I have been involved in overnight broadcast coverage of local elections since the 1980s. Usually, the pattern is the same — something for every party to cling to somewhere in the trends. Or, at worst, ready excuses from inescapable losers that the elections are not significant to the big picture of the next election.
Usually, having listened to every member of a panel suggest that “on balance it has been a goodish night for us,” I’ve forgotten the whole event by the weekend.
The 2022 local elections are different. This year there is an unavoidable story. The Conservatives did badly. Explaining this fact is an equally obvious “narrative”: voters have lost confidence in Boris Johnson, the Conservative leader and Prime Minister.
Last night, I watched the results come in for Times Radio — high up in the “Baby Shard” skyscraper, appropriately looking down on the main scene of action, nighttime London.
Since the main anchor was Matt Chorley, there was plenty of humour. But no one won the Local Election Bingo game he’d prepared. Since the spokespeople we interviewed did not have the temerity to deploy the usual election night time-wasting cliches such as “it’s too close to call”, “we’ve heard the voters” and “hard fought campaign”, none of us were able to cross every square on our scorecards.
Projecting from council elections is an inexact science. Turnout is low, typically well under half what it is in a general election. Not all areas vote in any one year, so even though the size of the electorate is massively bigger than any opinion poll, it is not complete.
This year, for example, there were no elections in shire counties. With the contests focussed on cities and towns, Labour was defending many more seats than the Tories — making further “gains” much more difficult for Labour to chalk up.
At a rough approximation, the Conservative vote was down by up to 10 per cent, while Labour stood still and the Liberal Democrats and Greens recorded increases in their vote share. The Tories lost council seats while the other parties gained them.
This two-way traffic helped Labour to spectacular gains in London. Labour took control of two councils, Wandsworth and Westminster, which had been totemic models of Conservative local government since 1978 and 1964 respectively.

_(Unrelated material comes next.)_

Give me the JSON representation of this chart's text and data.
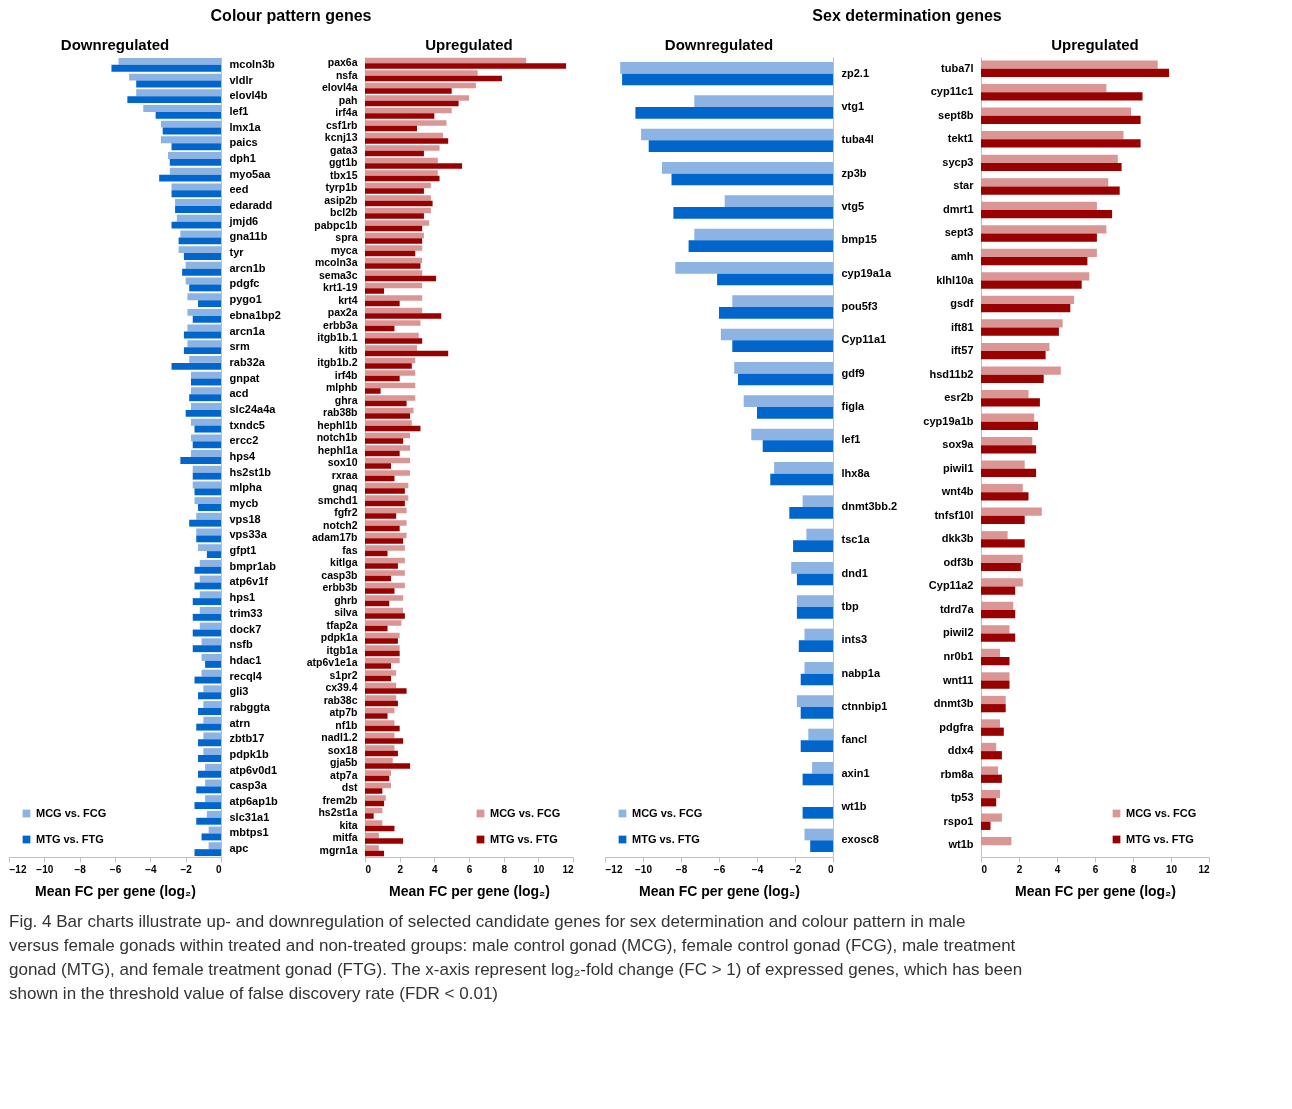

Labour captured Barnet and immediately claimed vindication for Keir Starmer’s tough stance against anti-semitism and Jeremy Corbyn. With similar swings in his London constituency, Boris Johnson would most likely have lost his parliamentary seat in Uxbridge.
The Liberal Democrats consolidated their hold on South West London and took control of Kingston upon Hull from Labour.
The drop in support for the Conservatives was much larger in “the south” of England than in the East, the Midlands or the north. This confirmed that there is a strategic realignment of the electorate underway.
Relatively more affluent city dwellers, with higher education levels, are more inclined to censure the Prime Minister for his reported bad behaviour busting pandemic lockdowns than those living further from the capital.
Johnson’s heaviest detractors tend to live in areas that voted to remain in the European Union while his character seems to matter less to people who backed Brexit. Away from London Labour’s share of the vote was slightly up rather than down.
No matter where they live, disappointed Conservative councillors blamed the Prime Minister’s personal failings for their losses. Labour won the new unitary authority in Cumberland, leading John Mallinson, the Tory leader on Carlisle council, to call on local Tory MPs to consider whether to keep Johnson in his position.
For now, Boris Johnson’s future lies in the hands of his parliamentary party – 54 Tory MPs have it in their power to send in letters asking for a vote of no confidence in their leader.
Hitherto Conservative MPs have concluded that Boris Johnson is an electoral asset. Still, as they pick through the details of voting in their particular patch, some of them will have grounds to conclude that for them he has become a liability.
The Prime Minister will fight to hold his position, but his MPs may conclude he needs them more than they need him. If Johnson tries to reshuffle his government to consolidate his position, he could undermine his reservoir of loyal support. But if he ups the ante with right-wing policies to woo his MPs, he may alienate the electorate further.
As results come in from the other nations, evidence is mounting that Labour will have the largest share of the votes cast in Great Britain. The Conservatives in Scotland conceded that they had been beaten into third place by Labour in Scotland before the counts began. In Wales, Labour first Minister Mark Drakeford is harvesting the goodwill generated by his handling of the Covid pandemic.
The decline of the DUP in Northern Ireland further illustrates the proposition that those who throw their lot in with Johnson seldom prosper. The party backed the Conservative government over the will of their electorate over the EU.
Their reward was for Johnson and David Frost to agree on a protocol on trade which they say they cannot accept. Yet the Prime Minister is backing off from rejecting the protocol, insisting that preserving the Good Friday Agreement is his priority.
Throughout their local election campaign, the Conservatives have claimed that the public “on the doorstep” is not interested in partygate, but is concerned instead with the “real issues”.
Opposition parties deny this. Whoever is right, the government may find little solace in “concentrating on what concerns ordinary people” in the coming months since by common agreement that is the cost of living crisis.
Given the prospects outlined by the Bank of England on polling day, talking about the Prime Minister and his parties may soon be the softer option.